Now, my asylum application has been rejected. The UK government says it accepts my evidence, but that my country is a safe place because the police there sometimes make arrests. But it is one of the countries whose citizens most frequently claim asylum around the world.
The documents they have sent us include many errors: one letter refers to someone with a completely different name, another gives a date for my interview that’s wrong by three years. I’ll appeal the decision, but this only adds to the length of time and the cost of the process.
The issue with immigration is one of inefficiency. The current approach makes the costs much higher and means the UK government is throwing money away.
The focus on Rwanda or ‘stopping the boats’ is a distraction.
Politicians don’t want to talk about the problems with the UK economy, so instead they talk about immigrants and refugees. It’s not just about the numbers, or how many immigrants arrive – if they can’t move through the system, they’ll just add to the backlog, whatever the figures.

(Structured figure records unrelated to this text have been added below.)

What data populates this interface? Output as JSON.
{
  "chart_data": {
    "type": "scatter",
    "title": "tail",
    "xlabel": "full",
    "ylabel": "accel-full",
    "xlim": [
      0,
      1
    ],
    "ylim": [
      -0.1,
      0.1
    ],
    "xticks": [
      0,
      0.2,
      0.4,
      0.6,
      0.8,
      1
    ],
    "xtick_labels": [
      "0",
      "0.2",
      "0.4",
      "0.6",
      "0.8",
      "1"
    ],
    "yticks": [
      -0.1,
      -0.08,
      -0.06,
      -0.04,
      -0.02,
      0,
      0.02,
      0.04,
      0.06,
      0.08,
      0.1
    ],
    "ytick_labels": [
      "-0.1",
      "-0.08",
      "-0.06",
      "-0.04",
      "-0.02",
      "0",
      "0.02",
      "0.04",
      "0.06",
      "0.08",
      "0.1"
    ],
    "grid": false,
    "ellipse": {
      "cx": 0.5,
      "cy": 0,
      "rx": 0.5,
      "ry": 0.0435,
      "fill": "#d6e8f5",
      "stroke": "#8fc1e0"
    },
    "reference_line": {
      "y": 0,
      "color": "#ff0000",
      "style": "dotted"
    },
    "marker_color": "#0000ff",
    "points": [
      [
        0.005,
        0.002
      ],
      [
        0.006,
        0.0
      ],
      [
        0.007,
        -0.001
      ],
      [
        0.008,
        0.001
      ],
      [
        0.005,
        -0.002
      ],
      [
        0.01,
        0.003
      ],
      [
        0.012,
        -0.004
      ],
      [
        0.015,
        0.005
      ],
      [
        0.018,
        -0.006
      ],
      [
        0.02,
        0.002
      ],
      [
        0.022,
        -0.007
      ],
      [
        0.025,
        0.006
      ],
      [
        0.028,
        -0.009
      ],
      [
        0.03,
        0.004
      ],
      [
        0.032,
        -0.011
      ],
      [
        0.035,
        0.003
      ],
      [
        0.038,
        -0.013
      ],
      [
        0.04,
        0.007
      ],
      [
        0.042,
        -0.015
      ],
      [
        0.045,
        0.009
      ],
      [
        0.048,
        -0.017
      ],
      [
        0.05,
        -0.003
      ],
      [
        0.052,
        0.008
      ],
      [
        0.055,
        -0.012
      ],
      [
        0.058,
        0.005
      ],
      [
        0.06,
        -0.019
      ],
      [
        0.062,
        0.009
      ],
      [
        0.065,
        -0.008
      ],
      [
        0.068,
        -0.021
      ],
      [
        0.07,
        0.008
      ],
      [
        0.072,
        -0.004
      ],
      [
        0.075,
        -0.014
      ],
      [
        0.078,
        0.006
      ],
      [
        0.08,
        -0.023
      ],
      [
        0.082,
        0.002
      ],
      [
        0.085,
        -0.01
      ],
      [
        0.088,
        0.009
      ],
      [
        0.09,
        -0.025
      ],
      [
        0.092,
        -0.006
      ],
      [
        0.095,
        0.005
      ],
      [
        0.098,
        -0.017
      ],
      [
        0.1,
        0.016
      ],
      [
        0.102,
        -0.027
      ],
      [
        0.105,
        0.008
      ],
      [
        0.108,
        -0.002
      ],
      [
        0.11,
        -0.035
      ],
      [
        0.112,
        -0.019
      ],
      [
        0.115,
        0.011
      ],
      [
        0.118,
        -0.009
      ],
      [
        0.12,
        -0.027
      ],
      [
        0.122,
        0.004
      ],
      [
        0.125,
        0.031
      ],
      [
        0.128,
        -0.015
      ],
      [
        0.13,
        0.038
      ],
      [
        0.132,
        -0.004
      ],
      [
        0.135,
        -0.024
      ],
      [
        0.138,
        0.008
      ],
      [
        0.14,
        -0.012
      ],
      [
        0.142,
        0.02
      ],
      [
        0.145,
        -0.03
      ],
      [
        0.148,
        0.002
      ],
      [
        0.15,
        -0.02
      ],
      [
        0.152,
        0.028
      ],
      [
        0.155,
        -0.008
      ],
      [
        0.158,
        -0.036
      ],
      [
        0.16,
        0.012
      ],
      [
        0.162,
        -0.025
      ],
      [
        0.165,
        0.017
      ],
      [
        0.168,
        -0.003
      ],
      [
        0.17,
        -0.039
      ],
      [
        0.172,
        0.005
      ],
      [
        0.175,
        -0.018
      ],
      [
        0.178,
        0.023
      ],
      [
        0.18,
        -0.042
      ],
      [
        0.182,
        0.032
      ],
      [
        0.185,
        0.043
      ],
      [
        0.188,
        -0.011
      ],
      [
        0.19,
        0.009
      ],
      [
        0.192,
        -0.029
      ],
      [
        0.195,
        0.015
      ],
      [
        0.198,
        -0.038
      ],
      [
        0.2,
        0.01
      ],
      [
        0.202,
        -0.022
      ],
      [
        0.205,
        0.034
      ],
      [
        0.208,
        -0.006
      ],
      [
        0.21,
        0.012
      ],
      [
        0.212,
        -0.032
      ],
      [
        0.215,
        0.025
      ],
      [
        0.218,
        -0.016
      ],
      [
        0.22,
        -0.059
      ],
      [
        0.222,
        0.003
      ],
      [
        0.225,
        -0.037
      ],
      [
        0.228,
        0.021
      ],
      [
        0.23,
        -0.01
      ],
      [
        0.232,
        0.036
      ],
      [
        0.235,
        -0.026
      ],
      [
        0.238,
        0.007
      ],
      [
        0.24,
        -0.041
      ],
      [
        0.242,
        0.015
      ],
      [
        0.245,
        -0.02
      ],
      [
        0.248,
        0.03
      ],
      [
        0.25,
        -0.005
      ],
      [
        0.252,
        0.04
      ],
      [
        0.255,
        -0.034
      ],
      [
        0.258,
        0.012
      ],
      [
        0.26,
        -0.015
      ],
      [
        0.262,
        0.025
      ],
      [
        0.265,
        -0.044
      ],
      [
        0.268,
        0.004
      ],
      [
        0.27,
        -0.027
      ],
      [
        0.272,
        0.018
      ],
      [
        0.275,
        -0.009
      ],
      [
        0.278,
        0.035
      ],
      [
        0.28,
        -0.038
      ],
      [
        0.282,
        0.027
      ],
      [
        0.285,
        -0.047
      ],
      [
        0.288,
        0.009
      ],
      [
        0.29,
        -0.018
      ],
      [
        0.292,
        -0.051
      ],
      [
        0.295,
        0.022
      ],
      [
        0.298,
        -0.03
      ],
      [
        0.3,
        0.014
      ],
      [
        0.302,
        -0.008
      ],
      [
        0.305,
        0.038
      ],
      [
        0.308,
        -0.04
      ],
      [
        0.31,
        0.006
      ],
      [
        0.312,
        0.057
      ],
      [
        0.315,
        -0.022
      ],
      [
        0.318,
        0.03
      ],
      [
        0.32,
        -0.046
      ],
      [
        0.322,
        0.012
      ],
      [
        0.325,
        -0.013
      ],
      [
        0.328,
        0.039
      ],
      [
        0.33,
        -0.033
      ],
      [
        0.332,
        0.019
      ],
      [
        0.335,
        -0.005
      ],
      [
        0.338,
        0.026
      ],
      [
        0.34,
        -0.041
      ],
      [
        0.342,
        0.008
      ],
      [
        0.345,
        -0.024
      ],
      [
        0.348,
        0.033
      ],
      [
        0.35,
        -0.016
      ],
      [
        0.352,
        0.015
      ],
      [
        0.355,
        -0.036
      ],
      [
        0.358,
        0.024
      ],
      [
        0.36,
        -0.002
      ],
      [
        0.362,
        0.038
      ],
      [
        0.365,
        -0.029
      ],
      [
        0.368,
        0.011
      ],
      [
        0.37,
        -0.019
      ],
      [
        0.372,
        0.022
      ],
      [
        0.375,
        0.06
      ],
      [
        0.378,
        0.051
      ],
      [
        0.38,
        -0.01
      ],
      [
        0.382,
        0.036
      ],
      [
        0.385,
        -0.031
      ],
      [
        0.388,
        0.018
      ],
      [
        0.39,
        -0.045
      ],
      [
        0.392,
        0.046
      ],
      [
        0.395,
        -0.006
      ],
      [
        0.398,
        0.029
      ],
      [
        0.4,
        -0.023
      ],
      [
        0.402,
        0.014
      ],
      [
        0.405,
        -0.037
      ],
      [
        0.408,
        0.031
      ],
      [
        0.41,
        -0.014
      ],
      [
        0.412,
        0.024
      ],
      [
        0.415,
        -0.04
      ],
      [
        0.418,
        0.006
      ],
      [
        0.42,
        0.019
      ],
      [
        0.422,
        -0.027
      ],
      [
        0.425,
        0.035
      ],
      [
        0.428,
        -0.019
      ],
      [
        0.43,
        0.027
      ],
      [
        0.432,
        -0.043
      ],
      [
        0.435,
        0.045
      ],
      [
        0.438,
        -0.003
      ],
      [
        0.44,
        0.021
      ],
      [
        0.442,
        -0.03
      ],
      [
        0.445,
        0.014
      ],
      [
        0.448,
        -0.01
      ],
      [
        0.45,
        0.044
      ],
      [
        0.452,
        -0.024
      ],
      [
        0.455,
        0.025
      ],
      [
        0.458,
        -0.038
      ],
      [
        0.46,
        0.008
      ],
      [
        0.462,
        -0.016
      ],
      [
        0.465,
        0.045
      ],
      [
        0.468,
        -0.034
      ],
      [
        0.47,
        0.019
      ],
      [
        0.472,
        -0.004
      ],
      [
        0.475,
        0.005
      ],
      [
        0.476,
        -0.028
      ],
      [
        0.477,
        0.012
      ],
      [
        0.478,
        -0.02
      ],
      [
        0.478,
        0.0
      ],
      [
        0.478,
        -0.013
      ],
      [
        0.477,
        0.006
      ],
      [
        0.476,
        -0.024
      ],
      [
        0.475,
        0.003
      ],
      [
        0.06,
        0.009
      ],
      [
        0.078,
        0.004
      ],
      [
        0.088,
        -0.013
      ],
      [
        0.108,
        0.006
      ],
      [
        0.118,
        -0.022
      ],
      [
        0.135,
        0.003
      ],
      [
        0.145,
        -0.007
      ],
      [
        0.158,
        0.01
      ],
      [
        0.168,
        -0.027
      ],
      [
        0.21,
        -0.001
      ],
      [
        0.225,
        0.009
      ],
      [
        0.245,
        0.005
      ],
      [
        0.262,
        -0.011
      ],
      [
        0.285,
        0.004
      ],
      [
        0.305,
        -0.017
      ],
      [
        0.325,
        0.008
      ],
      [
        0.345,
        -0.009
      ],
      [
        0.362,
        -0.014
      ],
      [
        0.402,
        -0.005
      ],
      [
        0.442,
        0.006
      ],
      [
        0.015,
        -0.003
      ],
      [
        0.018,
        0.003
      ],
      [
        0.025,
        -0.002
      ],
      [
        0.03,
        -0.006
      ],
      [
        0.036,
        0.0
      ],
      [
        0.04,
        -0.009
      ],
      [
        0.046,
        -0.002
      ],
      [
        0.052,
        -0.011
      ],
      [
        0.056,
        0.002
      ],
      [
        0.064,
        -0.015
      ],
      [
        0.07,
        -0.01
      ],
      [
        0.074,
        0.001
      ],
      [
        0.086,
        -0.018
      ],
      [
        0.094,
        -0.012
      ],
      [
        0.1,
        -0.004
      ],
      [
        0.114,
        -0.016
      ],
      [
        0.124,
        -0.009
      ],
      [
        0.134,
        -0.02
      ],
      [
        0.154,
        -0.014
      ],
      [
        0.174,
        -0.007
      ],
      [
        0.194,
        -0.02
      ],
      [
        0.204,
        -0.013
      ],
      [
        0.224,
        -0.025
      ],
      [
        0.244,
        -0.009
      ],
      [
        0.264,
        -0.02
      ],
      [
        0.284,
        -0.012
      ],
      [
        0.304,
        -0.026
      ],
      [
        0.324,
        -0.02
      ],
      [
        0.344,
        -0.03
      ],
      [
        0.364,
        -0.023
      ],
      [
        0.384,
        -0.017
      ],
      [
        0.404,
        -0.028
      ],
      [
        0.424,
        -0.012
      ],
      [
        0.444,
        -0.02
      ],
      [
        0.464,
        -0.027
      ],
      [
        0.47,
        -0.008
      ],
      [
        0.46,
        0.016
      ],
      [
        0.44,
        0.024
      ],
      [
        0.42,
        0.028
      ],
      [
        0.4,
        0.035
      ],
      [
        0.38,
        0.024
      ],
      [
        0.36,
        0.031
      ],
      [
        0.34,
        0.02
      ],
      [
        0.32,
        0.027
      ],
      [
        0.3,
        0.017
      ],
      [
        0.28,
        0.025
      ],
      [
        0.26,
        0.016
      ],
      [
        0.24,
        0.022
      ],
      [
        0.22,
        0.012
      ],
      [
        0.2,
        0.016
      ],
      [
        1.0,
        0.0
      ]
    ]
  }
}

The world is made up of immigrants. Many people in the UK are immigrants or are descended from immigrants. With the right policies, we could build a better country with the help of immigrants – including those who came through the asylum system.
The main thing is that we are alive despite the adversity. I’m not sure I’d be able to say that if we’d stayed in my country. I have to be thankful for that. This is a great country, it’s a country full of opportunities. So I try to stay hopeful about the future. ■
*Miguel’s name has been changed to protect his identity, and his story was featured in openDemocracy.